Bir anda oluşan sessizlikle ikimizde tek bir kelime edemezken, ben üzerime çöken ağırlıktan kurtulmaya çalışıyordum. Sonra aklıma gelen şeyle Magnus'a odaklandım. 

"Sen... Sen inanılması zor olsa da perimsin. Periler gerçekse, Max'i öldüren o şeyde gerçek olabilir. Onu bulabilir misin?"

"Ne?" Magnus'un bir anda boş bulunduğunu fark ettiğimde koluna hafifçe vurdum. 

"O şeyi... Karanlığı bulabilir misin?"

"Bilmiyorum. İçime çöreklenen duygulardan sıyrılmaya çalışmakta meşgulüm. Bağın başımıza neler açacağından haberin bile yok ve senin durumun öyle ya da böyle ölümüm olacak." dedikten sonra ayağa kalktı. Ben onun hareketlerini izlerken odadan çıkacağını anladığım an kolunu kavradım. Yüz yüze geldiğimiz de gözlerinin içine bakıyordum. 

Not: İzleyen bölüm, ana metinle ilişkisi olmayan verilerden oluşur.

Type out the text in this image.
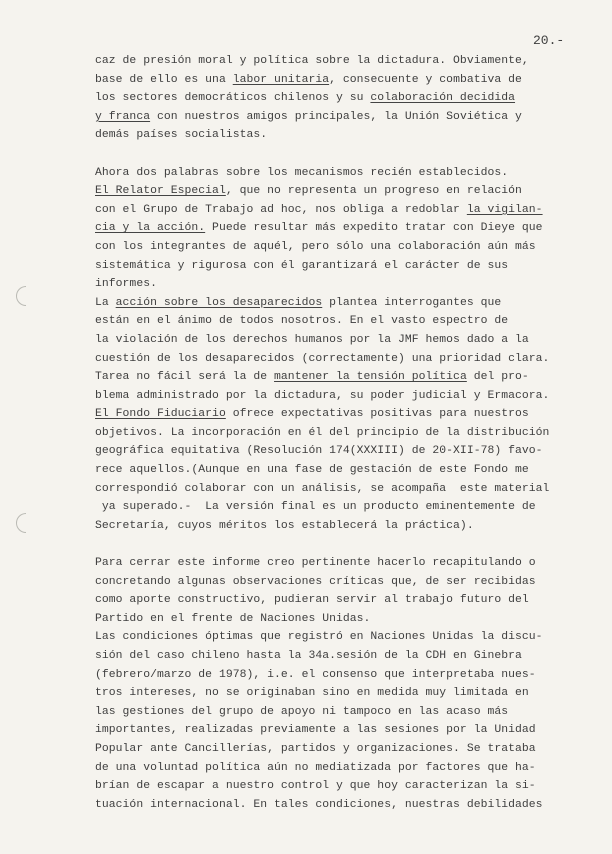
20.-
caz de presión moral y política sobre la dictadura. Obviamente,
base de ello es una labor unitaria, consecuente y combativa de
los sectores democráticos chilenos y su colaboración decidida
y franca con nuestros amigos principales, la Unión Soviética y
demás países socialistas.
Ahora dos palabras sobre los mecanismos recién establecidos.
El Relator Especial, que no representa un progreso en relación
con el Grupo de Trabajo ad hoc, nos obliga a redoblar la vigilan-
cia y la acción. Puede resultar más expedito tratar con Dieye que
con los integrantes de aquél, pero sólo una colaboración aún más
sistemática y rigurosa con él garantizará el carácter de sus
informes.
La acción sobre los desaparecidos plantea interrogantes que
están en el ánimo de todos nosotros. En el vasto espectro de
la violación de los derechos humanos por la JMF hemos dado a la
cuestión de los desaparecidos (correctamente) una prioridad clara.
Tarea no fácil será la de mantener la tensión política del pro-
blema administrado por la dictadura, su poder judicial y Ermacora.
El Fondo Fiduciario ofrece expectativas positivas para nuestros
objetivos. La incorporación en él del principio de la distribución
geográfica equitativa (Resolución 174(XXXIII) de 20-XII-78) favo-
rece aquellos.(Aunque en una fase de gestación de este Fondo me
correspondió colaborar con un análisis, se acompaña  este material
ya superado.-  La versión final es un producto eminentemente de
Secretaría, cuyos méritos los establecerá la práctica).
Para cerrar este informe creo pertinente hacerlo recapitulando o
concretando algunas observaciones críticas que, de ser recibidas
como aporte constructivo, pudieran servir al trabajo futuro del
Partido en el frente de Naciones Unidas.
Las condiciones óptimas que registró en Naciones Unidas la discu-
sión del caso chileno hasta la 34a.sesión de la CDH en Ginebra
(febrero/marzo de 1978), i.e. el consenso que interpretaba nues-
tros intereses, no se originaban sino en medida muy limitada en
las gestiones del grupo de apoyo ni tampoco en las acaso más
importantes, realizadas previamente a las sesiones por la Unidad
Popular ante Cancillerías, partidos y organizaciones. Se trataba
de una voluntad política aún no mediatizada por factores que ha-
brían de escapar a nuestro control y que hoy caracterizan la si-
tuación internacional. En tales condiciones, nuestras debilidades
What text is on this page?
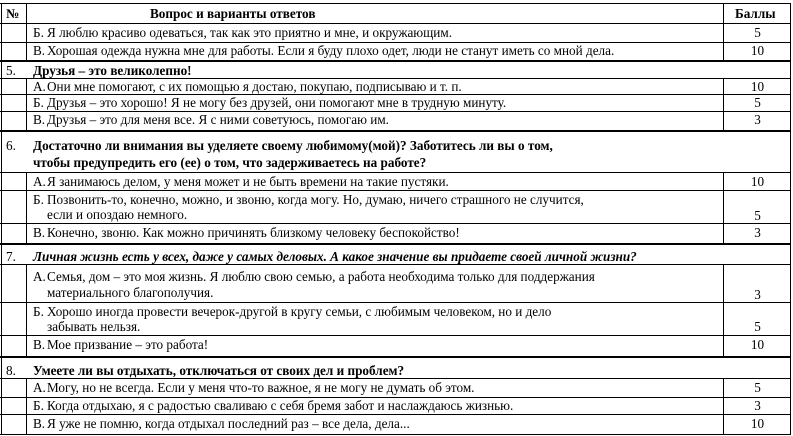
№	Вопрос и варианты ответов	Баллы
Б. Я люблю красиво одеваться, так как это приятно и мне, и окружающим.	5
В. Хорошая одежда нужна мне для работы. Если я буду плохо одет, люди не станут иметь со мной дела.	10
5. Друзья – это великолепно!
А. Они мне помогают, с их помощью я достаю, покупаю, подписываю и т. п.	10
Б. Друзья – это хорошо! Я не могу без друзей, они помогают мне в трудную минуту.	5
В. Друзья – это для меня все. Я с ними советуюсь, помогаю им.	3
6. Достаточно ли внимания вы уделяете своему любимому(мой)? Заботитесь ли вы о том,
чтобы предупредить его (ее) о том, что задерживаетесь на работе?
А. Я занимаюсь делом, у меня может и не быть времени на такие пустяки.	10
Б. Позвонить-то, конечно, можно, и звоню, когда могу. Но, думаю, ничего страшного не случится,
если и опоздаю немного.	5
В. Конечно, звоню. Как можно причинять близкому человеку беспокойство!	3
7. Личная жизнь есть у всех, даже у самых деловых. А какое значение вы придаете своей личной жизни?
А. Семья, дом – это моя жизнь. Я люблю свою семью, а работа необходима только для поддержания
материального благополучия.	3
Б. Хорошо иногда провести вечерок-другой в кругу семьи, с любимым человеком, но и дело
забывать нельзя.	5
В. Мое призвание – это работа!	10
8. Умеете ли вы отдыхать, отключаться от своих дел и проблем?
А. Могу, но не всегда. Если у меня что-то важное, я не могу не думать об этом.	5
Б. Когда отдыхаю, я с радостью сваливаю с себя бремя забот и наслаждаюсь жизнью.	3
В. Я уже не помню, когда отдыхал последний раз – все дела, дела...	10
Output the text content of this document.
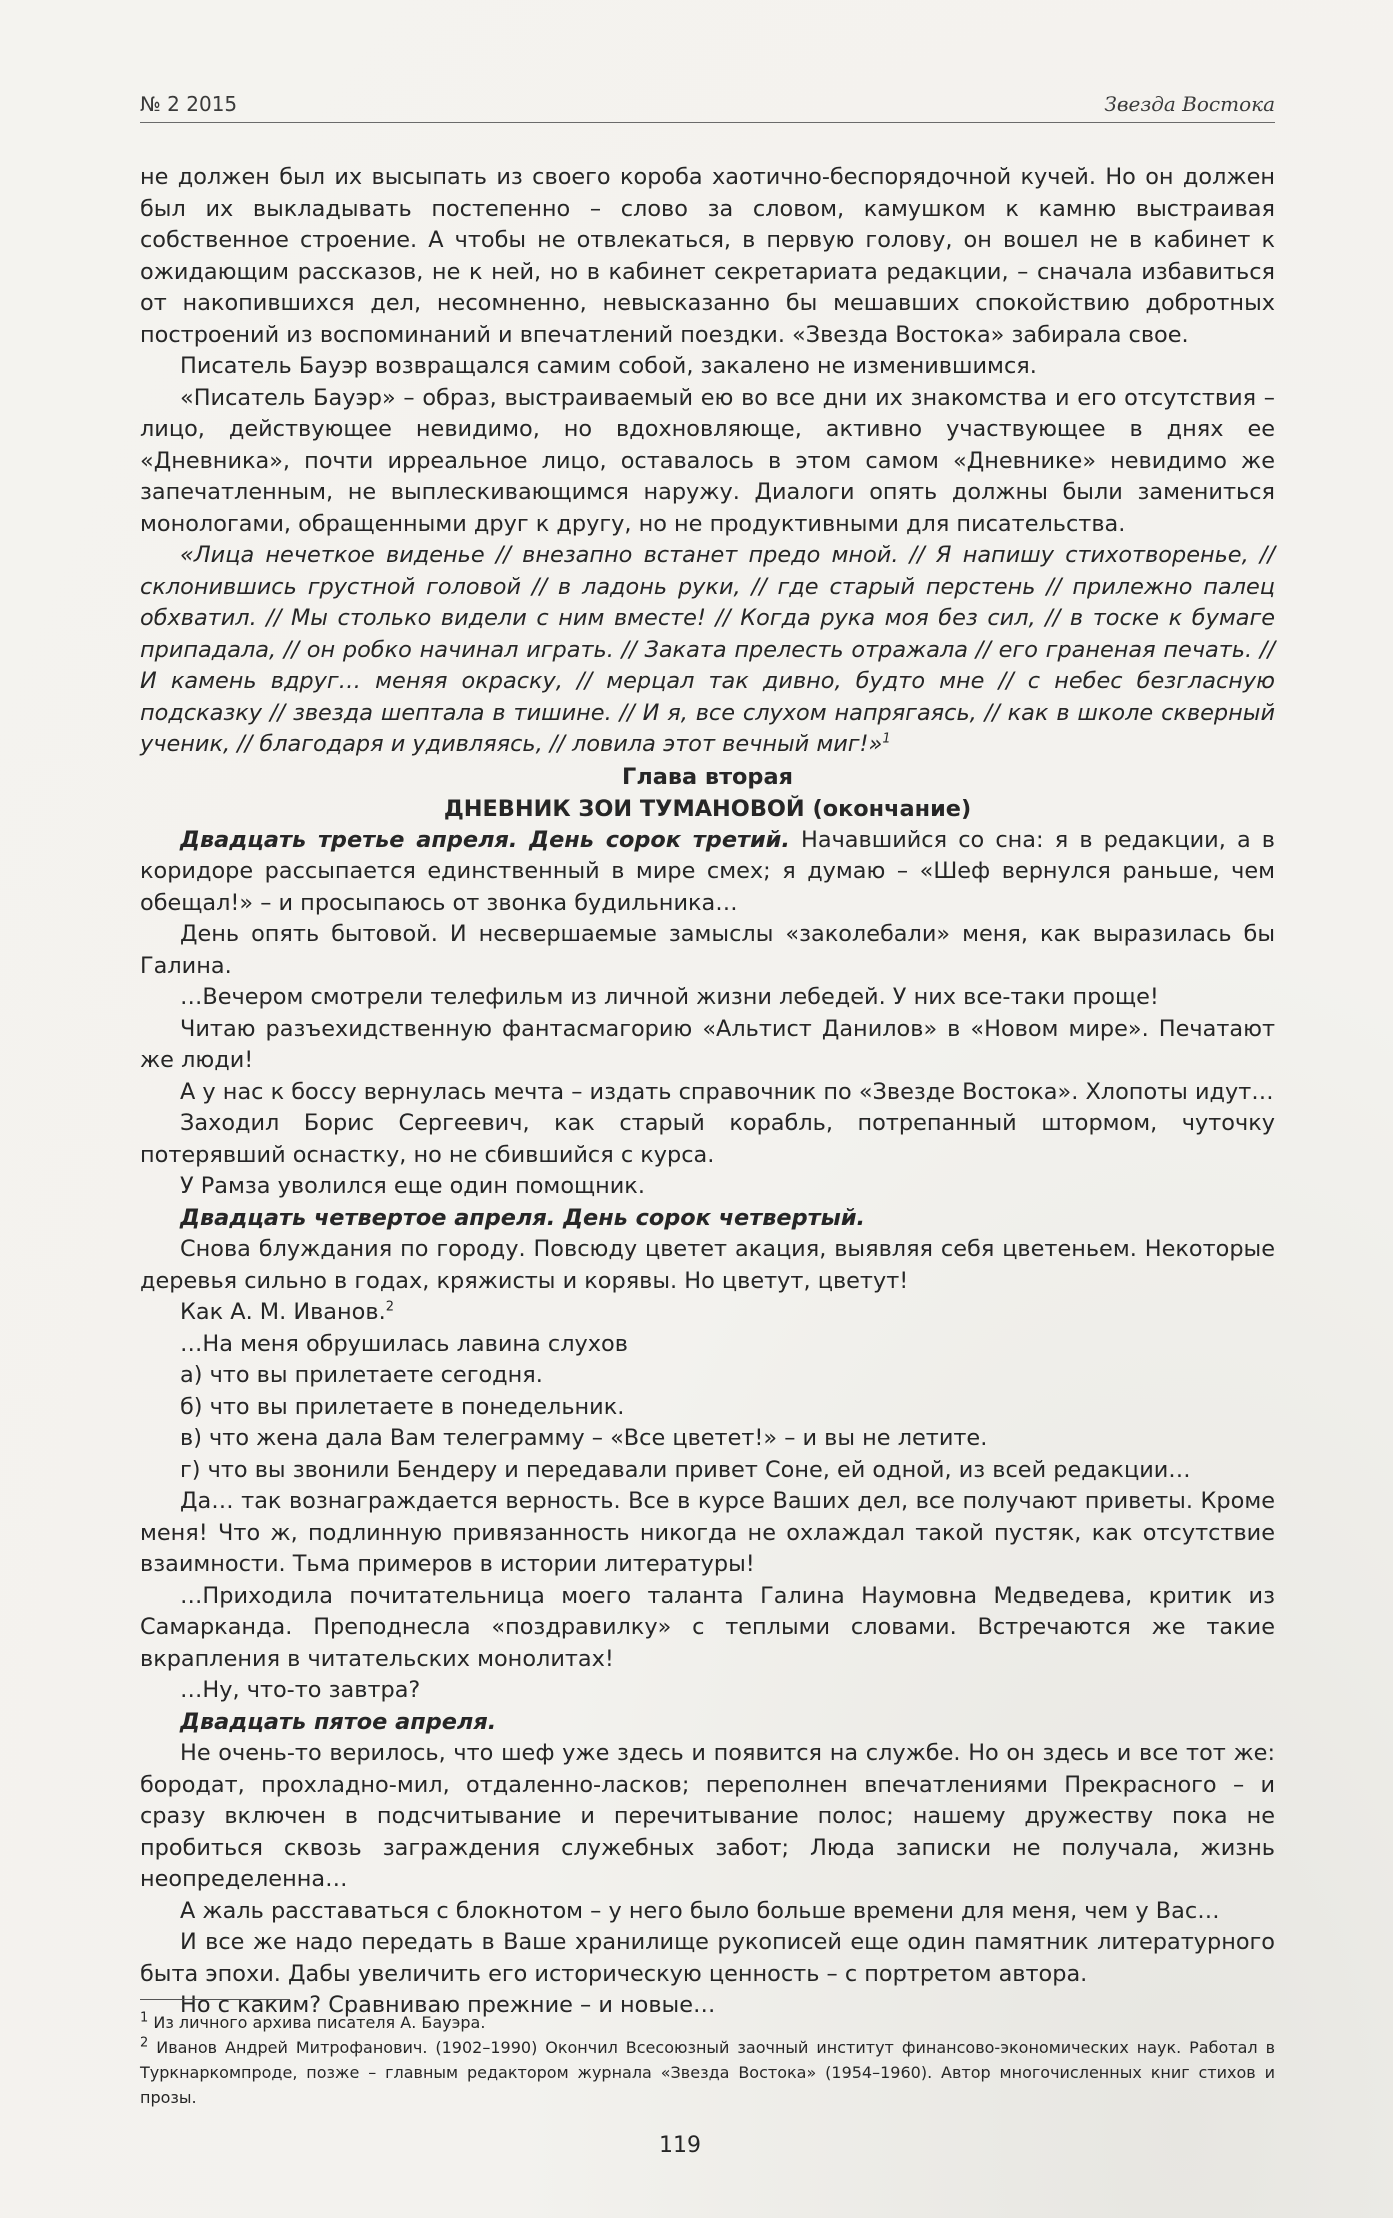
№ 2 2015	Звезда Востока

не должен был их высыпать из своего короба хаотично-беспорядочной кучей. Но он должен был их выкладывать постепенно – слово за словом, камушком к камню выстраивая собственное строение. А чтобы не отвлекаться, в первую голову, он вошел не в кабинет к ожидающим рассказов, не к ней, но в кабинет секретариата редакции, – сначала избавиться от накопившихся дел, несомненно, невысказанно бы мешавших спокойствию добротных построений из воспоминаний и впечатлений поездки. «Звезда Востока» забирала свое.

Писатель Бауэр возвращался самим собой, закалено не изменившимся.

«Писатель Бауэр» – образ, выстраиваемый ею во все дни их знакомства и его отсутствия – лицо, действующее невидимо, но вдохновляюще, активно участвующее в днях ее «Дневника», почти ирреальное лицо, оставалось в этом самом «Дневнике» невидимо же запечатленным, не выплескивающимся наружу. Диалоги опять должны были замениться монологами, обращенными друг к другу, но не продуктивными для писательства.

«Лица нечеткое виденье // внезапно встанет предо мной. // Я напишу стихотворенье, // склонившись грустной головой // в ладонь руки, // где старый перстень // прилежно палец обхватил. // Мы столько видели с ним вместе! // Когда рука моя без сил, // в тоске к бумаге припадала, // он робко начинал играть. // Заката прелесть отражала // его граненая печать. // И камень вдруг… меняя окраску, // мерцал так дивно, будто мне // с небес безгласную подсказку // звезда шептала в тишине. // И я, все слухом напрягаясь, // как в школе скверный ученик, // благодаря и удивляясь, // ловила этот вечный миг!»$^1$

Глава вторая

ДНЕВНИК ЗОИ ТУМАНОВОЙ (окончание)

Двадцать третье апреля. День сорок третий. Начавшийся со сна: я в редакции, а в коридоре рассыпается единственный в мире смех; я думаю – «Шеф вернулся раньше, чем обещал!» – и просыпаюсь от звонка будильника…

День опять бытовой. И несвершаемые замыслы «заколебали» меня, как выразилась бы Галина.

…Вечером смотрели телефильм из личной жизни лебедей. У них все-таки проще!

Читаю разъехидственную фантасмагорию «Альтист Данилов» в «Новом мире». Печатают же люди!

А у нас к боссу вернулась мечта – издать справочник по «Звезде Востока». Хлопоты идут…

Заходил Борис Сергеевич, как старый корабль, потрепанный штормом, чуточку потерявший оснастку, но не сбившийся с курса.

У Рамза уволился еще один помощник.

Двадцать четвертое апреля. День сорок четвертый.

Снова блуждания по городу. Повсюду цветет акация, выявляя себя цветеньем. Некоторые деревья сильно в годах, кряжисты и корявы. Но цветут, цветут!

Как А. М. Иванов.$^2$

…На меня обрушилась лавина слухов

а) что вы прилетаете сегодня.

б) что вы прилетаете в понедельник.

в) что жена дала Вам телеграмму – «Все цветет!» – и вы не летите.

г) что вы звонили Бендеру и передавали привет Соне, ей одной, из всей редакции…

Да… так вознаграждается верность. Все в курсе Ваших дел, все получают приветы. Кроме меня! Что ж, подлинную привязанность никогда не охлаждал такой пустяк, как отсутствие взаимности. Тьма примеров в истории литературы!

…Приходила почитательница моего таланта Галина Наумовна Медведева, критик из Самарканда. Преподнесла «поздравилку» с теплыми словами. Встречаются же такие вкрапления в читательских монолитах!

…Ну, что-то завтра?

Двадцать пятое апреля.

Не очень-то верилось, что шеф уже здесь и появится на службе. Но он здесь и все тот же: бородат, прохладно-мил, отдаленно-ласков; переполнен впечатлениями Прекрасного – и сразу включен в подсчитывание и перечитывание полос; нашему дружеству пока не пробиться сквозь заграждения служебных забот; Люда записки не получала, жизнь неопределенна…

А жаль расставаться с блокнотом – у него было больше времени для меня, чем у Вас…

И все же надо передать в Ваше хранилище рукописей еще один памятник литературного быта эпохи. Дабы увеличить его историческую ценность – с портретом автора.

Но с каким? Сравниваю прежние – и новые…

$^1$ Из личного архива писателя А. Бауэра.

$^2$ Иванов Андрей Митрофанович. (1902–1990) Окончил Всесоюзный заочный институт финансово-экономических наук. Работал в Туркнаркомпроде, позже – главным редактором журнала «Звезда Востока» (1954–1960). Автор многочисленных книг стихов и прозы.

119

"Nereye gidiyorsun? Sihirbaz olduğumu söyledin. Perim olduğuna göre bana yardım etmen gerekmiyor mu?"

"Ben lambadan çıkan sevimli cin değilim, Alec. Gerçekleştirmem gereken üç dileğinde yok. Sadece şu durumu toparlamak zorundayım. Kabuslarında çektiğin acılar beni de tüketiyor. Başımız zaten belada... İleride bir gün belki sana yardım edebilirim. Ama bugün değil. O zamana kadar senin bana yardım etmen gerekiyor. Birazdan sana bir kitap vereceğim. Onu oku da başımızda nasıl büyük bir bela olduğunu gör."

Magnus, kolunu kurtararak odadan çıkarken olduğum yerde durdum. Dakikalar içinde elime tutuşturulan kitapla baş başa kaldığımda, yatağa oturdum. Sonrada çaresizce okumaya başladım. Hayatımın daha ne kadar dibe vurduğunu anlamam için okumam gerekiyordu.

〽 Bölüm Sonu〽 

Son kısım hüzünlü oldu biraz :( Ama Max durumunu yazmam gerekiyordu. Alec'in dengesizliklerini daha iyi anladığınızı düşünüyorum.